SÃO PAULO, 21 Jun (Reuters) – Não deixa de ser engenhosa a oitava parceria para o cinema entre o diretor Tim Burton e seu ator-fetiche Johnny Depp, em “Sombras da Noite”. Se de um lado o tema sobrenatural permite ao cineasta extravasar seus tão caros elementos de humor negro e visual gótico, por outro, dá a Depp (aqui, também produtor) a oportunidade de interpretar um papel que, segundo ele, sempre quis. Uma situação de mútuo proveito entre grandes amigos.

Inspirada na série de TV americana “Dark Shadows” (1966 – 1971), que andava esquecida antes de receber rótulo de “cult” com o anúncio do filme, a produção envereda mais para a comédia do que propriamente para o terror. Muito provavelmente pelas ingerências de Burton e do próprio Depp no roteiro, assinado por Seth Grahame-Smith (autor do livro original e roteirista do ainda inédito “Abraham Lincoln – O Caçador de Vampiros”).
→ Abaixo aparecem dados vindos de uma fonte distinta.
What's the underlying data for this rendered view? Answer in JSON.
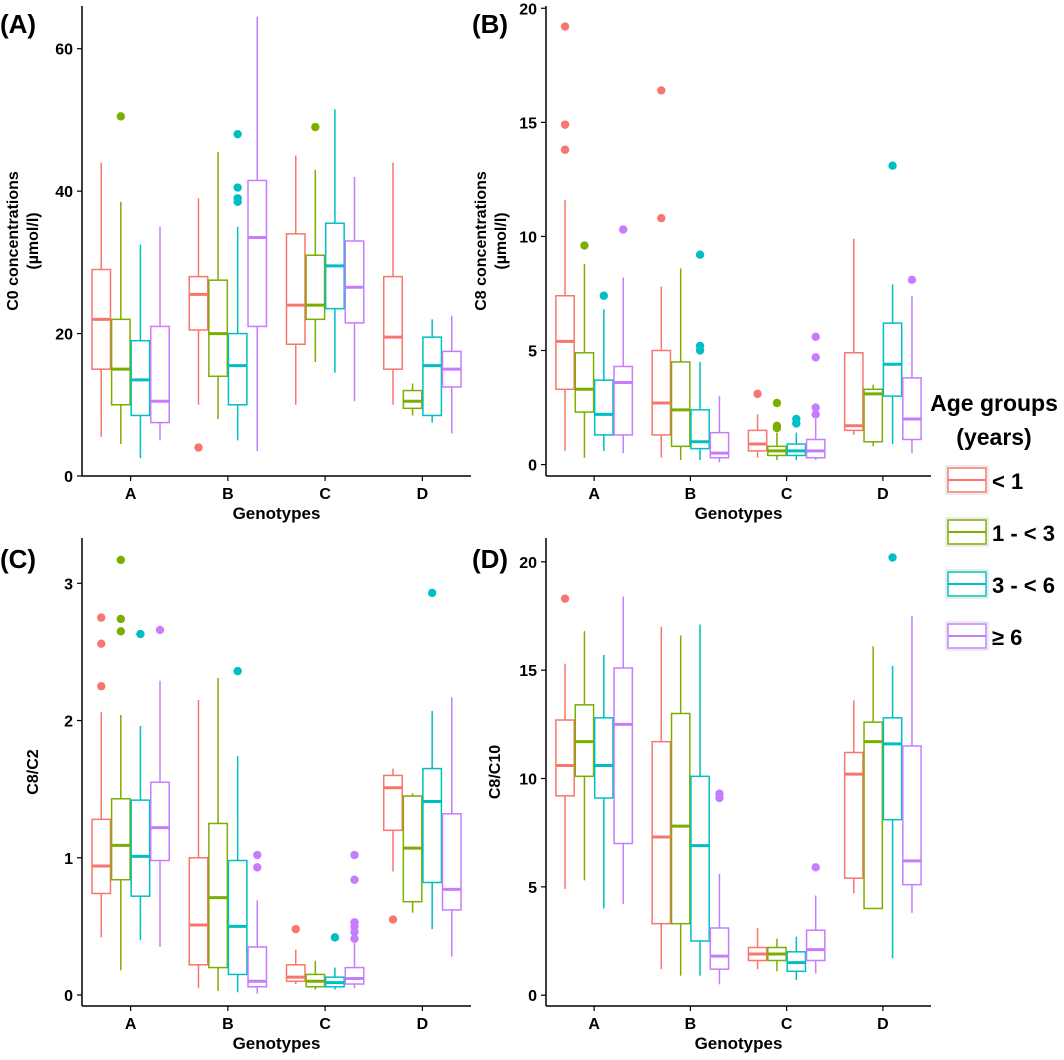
{
  "chart_data": [
    {
      "type": "boxplot",
      "panel_label": "(A)",
      "xlabel": "Genotypes",
      "ylabel_lines": [
        "C0 concentrations",
        "(µmol/l)"
      ],
      "categories": [
        "A",
        "B",
        "C",
        "D"
      ],
      "ylim": [
        0,
        66
      ],
      "yticks": [
        0,
        20,
        40,
        60
      ],
      "series": [
        {
          "name": "< 1",
          "boxes": [
            {
              "min": 5.5,
              "q1": 15,
              "median": 22,
              "q3": 29,
              "max": 44,
              "outliers": []
            },
            {
              "min": 10,
              "q1": 20.5,
              "median": 25.5,
              "q3": 28,
              "max": 39,
              "outliers": [
                4
              ]
            },
            {
              "min": 10,
              "q1": 18.5,
              "median": 24,
              "q3": 34,
              "max": 45,
              "outliers": []
            },
            {
              "min": 10,
              "q1": 15,
              "median": 19.5,
              "q3": 28,
              "max": 44,
              "outliers": []
            }
          ]
        },
        {
          "name": "1 - < 3",
          "boxes": [
            {
              "min": 4.5,
              "q1": 10,
              "median": 15,
              "q3": 22,
              "max": 38.5,
              "outliers": [
                50.5
              ]
            },
            {
              "min": 8,
              "q1": 14,
              "median": 20,
              "q3": 27.5,
              "max": 45.5,
              "outliers": []
            },
            {
              "min": 16,
              "q1": 22,
              "median": 24,
              "q3": 31,
              "max": 43,
              "outliers": [
                49
              ]
            },
            {
              "min": 8.5,
              "q1": 9.5,
              "median": 10.5,
              "q3": 12,
              "max": 13,
              "outliers": []
            }
          ]
        },
        {
          "name": "3 - < 6",
          "boxes": [
            {
              "min": 2.5,
              "q1": 8.5,
              "median": 13.5,
              "q3": 19,
              "max": 32.5,
              "outliers": []
            },
            {
              "min": 5,
              "q1": 10,
              "median": 15.5,
              "q3": 20,
              "max": 35,
              "outliers": [
                38.5,
                39,
                40.5,
                48
              ]
            },
            {
              "min": 14.5,
              "q1": 23.5,
              "median": 29.5,
              "q3": 35.5,
              "max": 51.5,
              "outliers": []
            },
            {
              "min": 7.5,
              "q1": 8.5,
              "median": 15.5,
              "q3": 19.5,
              "max": 22,
              "outliers": []
            }
          ]
        },
        {
          "name": "≥ 6",
          "boxes": [
            {
              "min": 5,
              "q1": 7.5,
              "median": 10.5,
              "q3": 21,
              "max": 35,
              "outliers": []
            },
            {
              "min": 3.5,
              "q1": 21,
              "median": 33.5,
              "q3": 41.5,
              "max": 64.5,
              "outliers": []
            },
            {
              "min": 10.5,
              "q1": 21.5,
              "median": 26.5,
              "q3": 33,
              "max": 42,
              "outliers": []
            },
            {
              "min": 6,
              "q1": 12.5,
              "median": 15,
              "q3": 17.5,
              "max": 22.5,
              "outliers": []
            }
          ]
        }
      ]
    },
    {
      "type": "boxplot",
      "panel_label": "(B)",
      "xlabel": "Genotypes",
      "ylabel_lines": [
        "C8 concentrations",
        "(µmol/l)"
      ],
      "categories": [
        "A",
        "B",
        "C",
        "D"
      ],
      "ylim": [
        -0.5,
        20.1
      ],
      "yticks": [
        0,
        5,
        10,
        15,
        20
      ],
      "series": [
        {
          "name": "< 1",
          "boxes": [
            {
              "min": 0.6,
              "q1": 3.3,
              "median": 5.4,
              "q3": 7.4,
              "max": 11.6,
              "outliers": [
                13.8,
                14.9,
                19.2
              ]
            },
            {
              "min": 0.3,
              "q1": 1.3,
              "median": 2.7,
              "q3": 5.0,
              "max": 7.8,
              "outliers": [
                10.8,
                16.4
              ]
            },
            {
              "min": 0.3,
              "q1": 0.6,
              "median": 0.9,
              "q3": 1.5,
              "max": 2.2,
              "outliers": [
                3.1
              ]
            },
            {
              "min": 1.3,
              "q1": 1.5,
              "median": 1.7,
              "q3": 4.9,
              "max": 9.9,
              "outliers": []
            }
          ]
        },
        {
          "name": "1 - < 3",
          "boxes": [
            {
              "min": 0.3,
              "q1": 2.3,
              "median": 3.3,
              "q3": 4.9,
              "max": 8.8,
              "outliers": [
                9.6
              ]
            },
            {
              "min": 0.2,
              "q1": 0.8,
              "median": 2.4,
              "q3": 4.5,
              "max": 8.6,
              "outliers": []
            },
            {
              "min": 0.2,
              "q1": 0.4,
              "median": 0.6,
              "q3": 0.8,
              "max": 1.4,
              "outliers": [
                1.6,
                1.7,
                2.7
              ]
            },
            {
              "min": 0.8,
              "q1": 1.0,
              "median": 3.1,
              "q3": 3.3,
              "max": 3.5,
              "outliers": []
            }
          ]
        },
        {
          "name": "3 - < 6",
          "boxes": [
            {
              "min": 0.6,
              "q1": 1.3,
              "median": 2.2,
              "q3": 3.7,
              "max": 6.8,
              "outliers": [
                7.4
              ]
            },
            {
              "min": 0.2,
              "q1": 0.7,
              "median": 1.0,
              "q3": 2.4,
              "max": 4.5,
              "outliers": [
                5.0,
                5.2,
                9.2
              ]
            },
            {
              "min": 0.2,
              "q1": 0.4,
              "median": 0.6,
              "q3": 0.9,
              "max": 1.4,
              "outliers": [
                1.8,
                2.0
              ]
            },
            {
              "min": 0.9,
              "q1": 3.0,
              "median": 4.4,
              "q3": 6.2,
              "max": 7.9,
              "outliers": [
                13.1
              ]
            }
          ]
        },
        {
          "name": "≥ 6",
          "boxes": [
            {
              "min": 0.5,
              "q1": 1.3,
              "median": 3.6,
              "q3": 4.3,
              "max": 8.2,
              "outliers": [
                10.3
              ]
            },
            {
              "min": 0.1,
              "q1": 0.3,
              "median": 0.5,
              "q3": 1.4,
              "max": 3.0,
              "outliers": []
            },
            {
              "min": 0.2,
              "q1": 0.3,
              "median": 0.6,
              "q3": 1.1,
              "max": 2.0,
              "outliers": [
                2.2,
                2.5,
                4.7,
                5.6
              ]
            },
            {
              "min": 0.5,
              "q1": 1.1,
              "median": 2.0,
              "q3": 3.8,
              "max": 7.4,
              "outliers": [
                8.1
              ]
            }
          ]
        }
      ]
    },
    {
      "type": "boxplot",
      "panel_label": "(C)",
      "xlabel": "Genotypes",
      "ylabel_lines": [
        "C8/C2"
      ],
      "categories": [
        "A",
        "B",
        "C",
        "D"
      ],
      "ylim": [
        -0.08,
        3.33
      ],
      "yticks": [
        0,
        1,
        2,
        3
      ],
      "series": [
        {
          "name": "< 1",
          "boxes": [
            {
              "min": 0.42,
              "q1": 0.74,
              "median": 0.94,
              "q3": 1.28,
              "max": 2.06,
              "outliers": [
                2.25,
                2.56,
                2.75
              ]
            },
            {
              "min": 0.05,
              "q1": 0.22,
              "median": 0.51,
              "q3": 1.0,
              "max": 2.15,
              "outliers": []
            },
            {
              "min": 0.08,
              "q1": 0.1,
              "median": 0.13,
              "q3": 0.22,
              "max": 0.33,
              "outliers": [
                0.48
              ]
            },
            {
              "min": 0.9,
              "q1": 1.2,
              "median": 1.51,
              "q3": 1.6,
              "max": 1.65,
              "outliers": [
                0.55
              ]
            }
          ]
        },
        {
          "name": "1 - < 3",
          "boxes": [
            {
              "min": 0.18,
              "q1": 0.84,
              "median": 1.09,
              "q3": 1.43,
              "max": 2.04,
              "outliers": [
                2.65,
                2.74,
                3.17
              ]
            },
            {
              "min": 0.03,
              "q1": 0.2,
              "median": 0.71,
              "q3": 1.25,
              "max": 2.31,
              "outliers": []
            },
            {
              "min": 0.04,
              "q1": 0.06,
              "median": 0.1,
              "q3": 0.15,
              "max": 0.25,
              "outliers": []
            },
            {
              "min": 0.6,
              "q1": 0.68,
              "median": 1.07,
              "q3": 1.45,
              "max": 1.47,
              "outliers": []
            }
          ]
        },
        {
          "name": "3 - < 6",
          "boxes": [
            {
              "min": 0.4,
              "q1": 0.72,
              "median": 1.01,
              "q3": 1.42,
              "max": 1.96,
              "outliers": [
                2.63
              ]
            },
            {
              "min": 0.02,
              "q1": 0.15,
              "median": 0.5,
              "q3": 0.98,
              "max": 1.74,
              "outliers": [
                2.36
              ]
            },
            {
              "min": 0.04,
              "q1": 0.06,
              "median": 0.09,
              "q3": 0.13,
              "max": 0.2,
              "outliers": [
                0.42
              ]
            },
            {
              "min": 0.48,
              "q1": 0.82,
              "median": 1.41,
              "q3": 1.65,
              "max": 2.07,
              "outliers": [
                2.93
              ]
            }
          ]
        },
        {
          "name": "≥ 6",
          "boxes": [
            {
              "min": 0.35,
              "q1": 0.98,
              "median": 1.22,
              "q3": 1.55,
              "max": 2.29,
              "outliers": [
                2.66
              ]
            },
            {
              "min": 0.01,
              "q1": 0.06,
              "median": 0.1,
              "q3": 0.35,
              "max": 0.69,
              "outliers": [
                0.93,
                1.02
              ]
            },
            {
              "min": 0.05,
              "q1": 0.08,
              "median": 0.12,
              "q3": 0.2,
              "max": 0.38,
              "outliers": [
                0.41,
                0.46,
                0.5,
                0.53,
                0.84,
                1.02
              ]
            },
            {
              "min": 0.28,
              "q1": 0.62,
              "median": 0.77,
              "q3": 1.32,
              "max": 2.17,
              "outliers": []
            }
          ]
        }
      ]
    },
    {
      "type": "boxplot",
      "panel_label": "(D)",
      "xlabel": "Genotypes",
      "ylabel_lines": [
        "C8/C10"
      ],
      "categories": [
        "A",
        "B",
        "C",
        "D"
      ],
      "ylim": [
        -0.5,
        21.1
      ],
      "yticks": [
        0,
        5,
        10,
        15,
        20
      ],
      "series": [
        {
          "name": "< 1",
          "boxes": [
            {
              "min": 4.9,
              "q1": 9.2,
              "median": 10.6,
              "q3": 12.7,
              "max": 15.3,
              "outliers": [
                18.3
              ]
            },
            {
              "min": 1.2,
              "q1": 3.3,
              "median": 7.3,
              "q3": 11.7,
              "max": 17.0,
              "outliers": []
            },
            {
              "min": 1.2,
              "q1": 1.6,
              "median": 1.9,
              "q3": 2.2,
              "max": 3.1,
              "outliers": []
            },
            {
              "min": 4.7,
              "q1": 5.4,
              "median": 10.2,
              "q3": 11.2,
              "max": 13.6,
              "outliers": []
            }
          ]
        },
        {
          "name": "1 - < 3",
          "boxes": [
            {
              "min": 5.3,
              "q1": 10.1,
              "median": 11.7,
              "q3": 13.4,
              "max": 16.8,
              "outliers": []
            },
            {
              "min": 0.9,
              "q1": 3.3,
              "median": 7.8,
              "q3": 13.0,
              "max": 16.6,
              "outliers": []
            },
            {
              "min": 1.1,
              "q1": 1.6,
              "median": 1.9,
              "q3": 2.2,
              "max": 2.6,
              "outliers": []
            },
            {
              "min": 4.0,
              "q1": 4.0,
              "median": 11.7,
              "q3": 12.6,
              "max": 16.1,
              "outliers": []
            }
          ]
        },
        {
          "name": "3 - < 6",
          "boxes": [
            {
              "min": 4.0,
              "q1": 9.1,
              "median": 10.6,
              "q3": 12.8,
              "max": 15.7,
              "outliers": []
            },
            {
              "min": 0.9,
              "q1": 2.5,
              "median": 6.9,
              "q3": 10.1,
              "max": 17.1,
              "outliers": []
            },
            {
              "min": 0.7,
              "q1": 1.1,
              "median": 1.5,
              "q3": 2.0,
              "max": 2.7,
              "outliers": []
            },
            {
              "min": 1.7,
              "q1": 8.1,
              "median": 11.6,
              "q3": 12.8,
              "max": 15.2,
              "outliers": [
                20.2
              ]
            }
          ]
        },
        {
          "name": "≥ 6",
          "boxes": [
            {
              "min": 4.2,
              "q1": 7.0,
              "median": 12.5,
              "q3": 15.1,
              "max": 18.4,
              "outliers": []
            },
            {
              "min": 0.5,
              "q1": 1.2,
              "median": 1.8,
              "q3": 3.1,
              "max": 5.6,
              "outliers": [
                9.1,
                9.3
              ]
            },
            {
              "min": 1.0,
              "q1": 1.6,
              "median": 2.1,
              "q3": 3.0,
              "max": 4.6,
              "outliers": [
                5.9
              ]
            },
            {
              "min": 3.8,
              "q1": 5.1,
              "median": 6.2,
              "q3": 11.5,
              "max": 17.5,
              "outliers": []
            }
          ]
        }
      ]
    }
  ],
  "legend": {
    "title_lines": [
      "Age groups",
      "(years)"
    ],
    "placement": "right",
    "items": [
      {
        "label": "< 1",
        "color": "#F8766D"
      },
      {
        "label": "1 - < 3",
        "color": "#7CAE00"
      },
      {
        "label": "3 - < 6",
        "color": "#00BFC4"
      },
      {
        "label": "≥ 6",
        "color": "#C77CFF"
      }
    ]
  }
}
Adaptações à parte, “Sombras da Noite” acompanha a história de Barnabas Collins (Depp), filho de um proeminente empreendedor inglês que fundou, na América, a cidade de Collinsport, em 1752. No entanto, a família não escapou de uma misteriosa maldição do Velho Mundo, concretizada pela esfuziante bruxa Angelique (Eva Green), com quem o protagonista teve um romance mas depois a trocou por outra mulher, Josette (Bella Heathcote).

Vítima do próprio fogo que atiçou, Barnabas não apenas perde sua amada como é transformado em vampiro por Angelique, que, como última vingança, o sepulta, acorrentado, em um caixão. O plano era deixá-lo assim por toda a eternidade, mas a bruxa não previu que, dois séculos mais tarde, no início da década de 1970, um empreendimento imobiliário desenterraria o vampiro.
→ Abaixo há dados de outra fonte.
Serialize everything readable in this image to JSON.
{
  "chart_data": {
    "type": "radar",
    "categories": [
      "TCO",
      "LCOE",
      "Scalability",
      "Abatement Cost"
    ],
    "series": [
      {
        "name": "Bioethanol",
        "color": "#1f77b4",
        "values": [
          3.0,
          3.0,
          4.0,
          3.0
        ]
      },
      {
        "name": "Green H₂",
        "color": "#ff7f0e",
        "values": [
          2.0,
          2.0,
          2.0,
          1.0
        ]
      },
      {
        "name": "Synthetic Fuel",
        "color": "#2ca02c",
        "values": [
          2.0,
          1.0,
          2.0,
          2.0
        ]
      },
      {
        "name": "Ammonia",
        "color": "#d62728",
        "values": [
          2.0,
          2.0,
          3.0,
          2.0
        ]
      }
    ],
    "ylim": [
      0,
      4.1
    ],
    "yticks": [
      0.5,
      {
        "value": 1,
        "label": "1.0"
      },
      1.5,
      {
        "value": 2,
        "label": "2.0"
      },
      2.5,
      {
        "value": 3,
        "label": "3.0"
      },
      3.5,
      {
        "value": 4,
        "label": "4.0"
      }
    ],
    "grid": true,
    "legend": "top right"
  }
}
Nesse confronto com a nova realidade e comportamentos, em especial com hippies tardios, o rock e as novas tecnologias, a produção encontra seu maior trunfo para concretizar seu humor. Quanto mais refratário e ignorante Barnabas é diante do que o cerca, mais inventiva é a comédia.

Esse complexo novo mundo é simbolizado pelos seus descendentes em Collinsport, uma família tão perturbada quanto decadente, liderada pela matriarca Elizabeth (Michelle Pfeiffer, que pediu o papel ao diretor). Estão lá alguns dos conflitos mais interessantes provocados pela adolescente rebelde (Chloë Grace Moretz, de “Kick-Ass”), a psiquiatra bêbada (Helena Bonham Carter, na sétima participação nos filmes do marido Burton), o mordomo ranzinza (Jackie Earle Haley) e o garoto que vê fantasmas (Gulliver McGrath, de “A Invenção de Hugo Cabret”).

Se Barnabas não pode mudar o que vê a sua volta, pelo menos tentará recuperar o prestígio dos Collins. Para isso, o protagonista enfrenta sua antiga algoz Angelique, agora uma rica empresária da cidade. Mais do que uma rival, a bruxa imortal é também uma amante cruel, o que torna tudo muito mais divertido.

O que se pode estranhar nesta produção de Burton são as inexplicáveis rupturas do roteiro ao longo da projeção. A mais visível é a linha do humor, simplesmente descartada quando dá lugar a um rocambolesco desfecho. E o que dizer da personagem Victoria (de novo Bella Heathcote), apresentada no início com pompas de heroína e reencarnação de Josette, que simplesmente vai sumindo da trama até um pequeno papel coadjuvante?

Com participações especiais do ator veterano Christopher Lee e do roqueiro Alice Cooper, como ele mesmo, “Sombras da Noite” é um trabalho entre amigos, amparado na competência de um elenco estelar. Como parceria entre Burton e Depp, talvez a nova produção pareça menor frente à primeira, “Edward Mãos de Tesoura” (1990), ou mesmo de “Ed Wood” (1994) e “Sweeney Todd – O Barbeiro Demoníaco da Rua Fleet” (2007). Mas nunca é irrelevante, como sempre atesta o talento de Burton e Depp.